When I watch these 80s teen movies, I have this really strong feeling of nostalgia. This is odd, given that they are from a time and a place that I never had direct experience with, and that is very different from my current reality. As I put it once to some friends, for someone who has little interest or identification with white popular culture or the suburbs, I sure do love me some white suburban teen movies.

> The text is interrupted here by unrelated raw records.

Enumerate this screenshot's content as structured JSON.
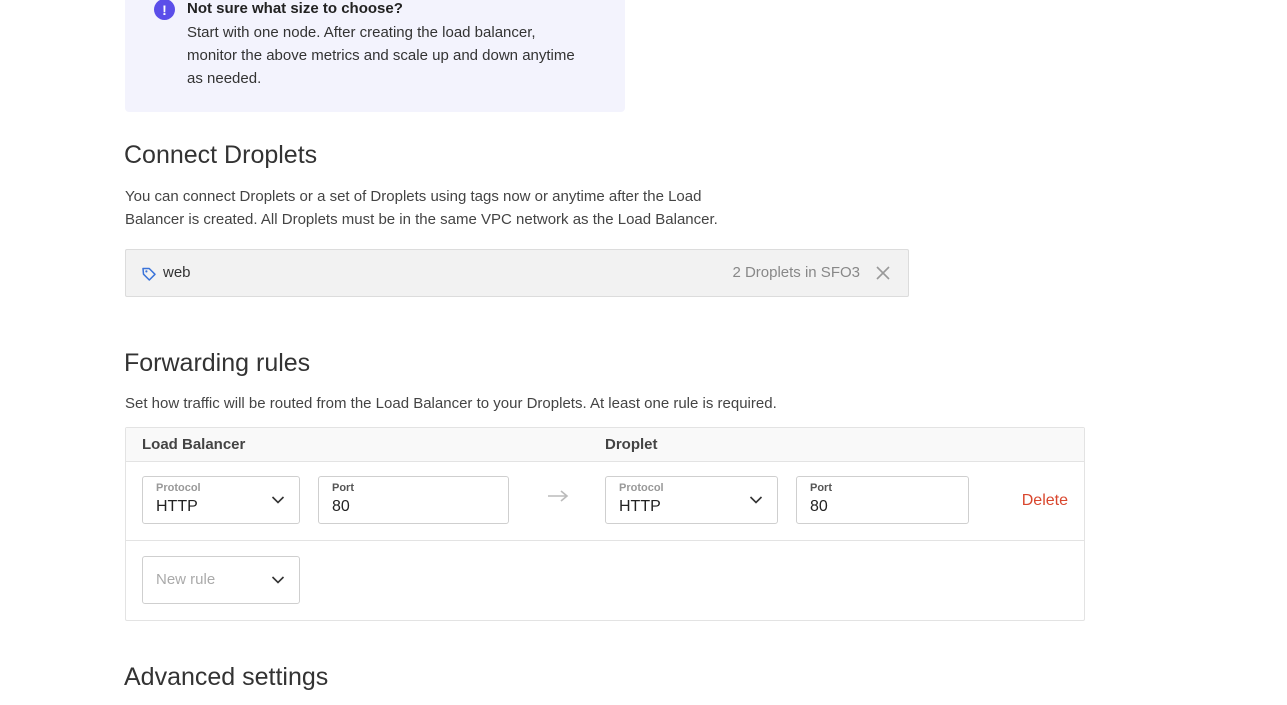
{
  "info": {
    "title": "Not sure what size to choose?",
    "body": "Start with one node. After creating the load balancer, monitor the above metrics and scale up and down anytime as needed.",
    "icon": "exclamation-icon"
  },
  "connect": {
    "heading": "Connect Droplets",
    "description": "You can connect Droplets or a set of Droplets using tags now or anytime after the Load Balancer is created. All Droplets must be in the same VPC network as the Load Balancer.",
    "tag": {
      "name": "web",
      "count": "2 Droplets in SFO3"
    }
  },
  "forwarding": {
    "heading": "Forwarding rules",
    "description": "Set how traffic will be routed from the Load Balancer to your Droplets. At least one rule is required.",
    "columns": {
      "load_balancer": "Load Balancer",
      "droplet": "Droplet"
    },
    "rule": {
      "lb_protocol_label": "Protocol",
      "lb_protocol": "HTTP",
      "lb_port_label": "Port",
      "lb_port": "80",
      "dr_protocol_label": "Protocol",
      "dr_protocol": "HTTP",
      "dr_port_label": "Port",
      "dr_port": "80",
      "delete": "Delete"
    },
    "new_rule": "New rule"
  },
  "advanced": {
    "heading": "Advanced settings"
  },
  "colors": {
    "accent": "#5b4ee9",
    "danger": "#d9462d",
    "info_bg": "#f3f3fd"
  }
}
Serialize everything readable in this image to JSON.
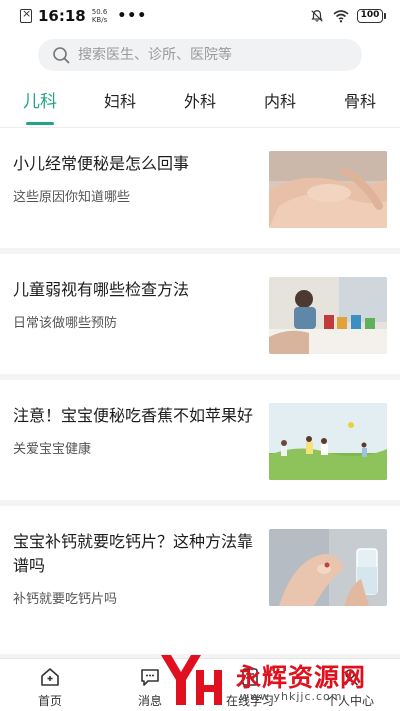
{
  "status_bar": {
    "time": "16:18",
    "net_speed_value": "50.6",
    "net_speed_unit": "KB/s",
    "dots": "•••",
    "battery": "100"
  },
  "search": {
    "placeholder": "搜索医生、诊所、医院等"
  },
  "tabs": [
    {
      "label": "儿科",
      "active": true
    },
    {
      "label": "妇科",
      "active": false
    },
    {
      "label": "外科",
      "active": false
    },
    {
      "label": "内科",
      "active": false
    },
    {
      "label": "骨科",
      "active": false
    }
  ],
  "articles": [
    {
      "title": "小儿经常便秘是怎么回事",
      "subtitle": "这些原因你知道哪些"
    },
    {
      "title": "儿童弱视有哪些检查方法",
      "subtitle": "日常该做哪些预防"
    },
    {
      "title": "注意！宝宝便秘吃香蕉不如苹果好",
      "subtitle": "关爱宝宝健康"
    },
    {
      "title": "宝宝补钙就要吃钙片？这种方法靠谱吗",
      "subtitle": "补钙就要吃钙片吗"
    }
  ],
  "bottom_nav": [
    {
      "label": "首页",
      "icon": "home-icon"
    },
    {
      "label": "消息",
      "icon": "message-icon"
    },
    {
      "label": "在线学习",
      "icon": "study-icon"
    },
    {
      "label": "个人中心",
      "icon": "profile-icon"
    }
  ],
  "watermark": {
    "text": "永辉资源网",
    "url": "www.yhkjjc.com"
  },
  "colors": {
    "accent": "#21a588",
    "watermark": "#e0101e"
  }
}
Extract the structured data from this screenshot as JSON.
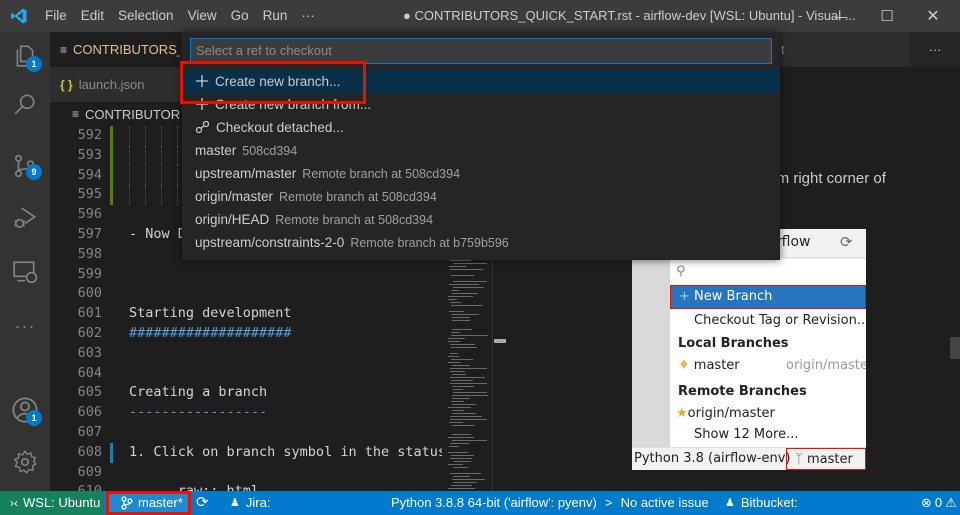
{
  "titlebar": {
    "menu": [
      "File",
      "Edit",
      "Selection",
      "View",
      "Go",
      "Run",
      "···"
    ],
    "title": "● CONTRIBUTORS_QUICK_START.rst - airflow-dev [WSL: Ubuntu] - Visual ...",
    "minimize": "—",
    "maximize": "☐",
    "close": "✕"
  },
  "activitybar": {
    "explorer_badge": "1",
    "scm_badge": "9",
    "accounts_badge": "1",
    "more": "···"
  },
  "tabs": {
    "active_tab": "CONTRIBUTORS_Q",
    "other_tab": "launch.json",
    "preview_tab_fragment": "t",
    "more": "···"
  },
  "breadcrumb": "CONTRIBUTORS_QUICK_START.rst",
  "editor": {
    "lines": [
      {
        "n": "592",
        "text": "",
        "mark": "modified"
      },
      {
        "n": "593",
        "text": "",
        "mark": "modified"
      },
      {
        "n": "594",
        "text": "",
        "mark": "modified"
      },
      {
        "n": "595",
        "text": "",
        "mark": "modified"
      },
      {
        "n": "596",
        "text": "",
        "mark": ""
      },
      {
        "n": "597",
        "text": "- Now D",
        "mark": ""
      },
      {
        "n": "598",
        "text": "",
        "mark": ""
      },
      {
        "n": "599",
        "text": "",
        "mark": ""
      },
      {
        "n": "600",
        "text": "",
        "mark": ""
      },
      {
        "n": "601",
        "text": "Starting development",
        "mark": ""
      },
      {
        "n": "602",
        "text": "####################",
        "mark": "",
        "style": "heading"
      },
      {
        "n": "603",
        "text": "",
        "mark": ""
      },
      {
        "n": "604",
        "text": "",
        "mark": ""
      },
      {
        "n": "605",
        "text": "Creating a branch",
        "mark": ""
      },
      {
        "n": "606",
        "text": "-----------------",
        "mark": "",
        "style": "heading"
      },
      {
        "n": "607",
        "text": "",
        "mark": ""
      },
      {
        "n": "608",
        "text": "1. Click on branch symbol in the status",
        "mark": "added"
      },
      {
        "n": "609",
        "text": "",
        "mark": ""
      },
      {
        "n": "610",
        "text": "   .. raw:: html",
        "mark": ""
      }
    ]
  },
  "preview": {
    "text_fragment": "ttom right corner of"
  },
  "embedded_image": {
    "header_fragment": "irflow",
    "new_branch": "New Branch",
    "checkout_tag": "Checkout Tag or Revision...",
    "local_header": "Local Branches",
    "local_branch": "master",
    "local_tracking": "origin/maste",
    "remote_header": "Remote Branches",
    "remote_branch": "origin/master",
    "show_more": "Show 12 More...",
    "status_python": "Python 3.8 (airflow-env)",
    "status_branch": "master"
  },
  "quickpick": {
    "placeholder": "Select a ref to checkout",
    "actions": [
      {
        "icon": "plus",
        "label": "Create new branch..."
      },
      {
        "icon": "plus",
        "label": "Create new branch from..."
      },
      {
        "icon": "debug-disconnect",
        "label": "Checkout detached..."
      }
    ],
    "refs": [
      {
        "name": "master",
        "desc": "508cd394"
      },
      {
        "name": "upstream/master",
        "desc": "Remote branch at 508cd394"
      },
      {
        "name": "origin/master",
        "desc": "Remote branch at 508cd394"
      },
      {
        "name": "origin/HEAD",
        "desc": "Remote branch at 508cd394"
      },
      {
        "name": "upstream/constraints-2-0",
        "desc": "Remote branch at b759b596"
      }
    ]
  },
  "statusbar": {
    "remote": "WSL: Ubuntu",
    "branch": "master*",
    "jira": "Jira:",
    "python": "Python 3.8.8 64-bit ('airflow': pyenv)",
    "issue": "No active issue",
    "bitbucket": "Bitbucket:",
    "errors": "0"
  },
  "colors": {
    "accent": "#007acc",
    "remote_indicator": "#16825d",
    "highlight_box": "#e51400",
    "selection": "#062f4a"
  }
}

One thing I ask myself as these 80s flicks approach 30 years of age is whether they are dated. Of course to me they aren't, because I still watch them through the eyes of an admiring pre-teen thinking the characters are the coolest, most current crew around. But on the other hand, movies that were 30 years old when I was a kid were from the 1950s and 1960s, and they certainly did seem old-fashioned and not as relevant to the present day. So is my regard for 1980s movies just a product of my generational bias, or do they in fact retain their relevance and contemporaneity? As an objective test, I asked my 17-year-old stepdaughter. She said that the Breakfast Club (the only film of the three that she's seen) didn't seem dated, and she and her classmates really enjoyed the movie. This confirms my theory that by the 80s we'd reached at least a sort of technological threshold, a postmodern remove from much of reality's tangible aspects, such that life today doesn't seem so strikingly different than back then. There were already videogames, modern phones, stripmalls, computers, cable TV, and many other trappings of modern electronic life. Compare this to the 1950s and 60s, when none of these things were around, and people were still connected in many ways to some physical and natural limits to existence. Perhaps this is why 80s flicks seem so current today, not just to me but to today's teens. Hell, they're even copying 80s styles again! Perhaps the 80s teen movies' continuing relevance is also a mark of the excellence of some of these filmmakers and actors. Even in depicting the most mundane, trivial aspects of teenage life, we once again see the artists involved with these movies giving their all to make enduring works. A truly Olympian effort.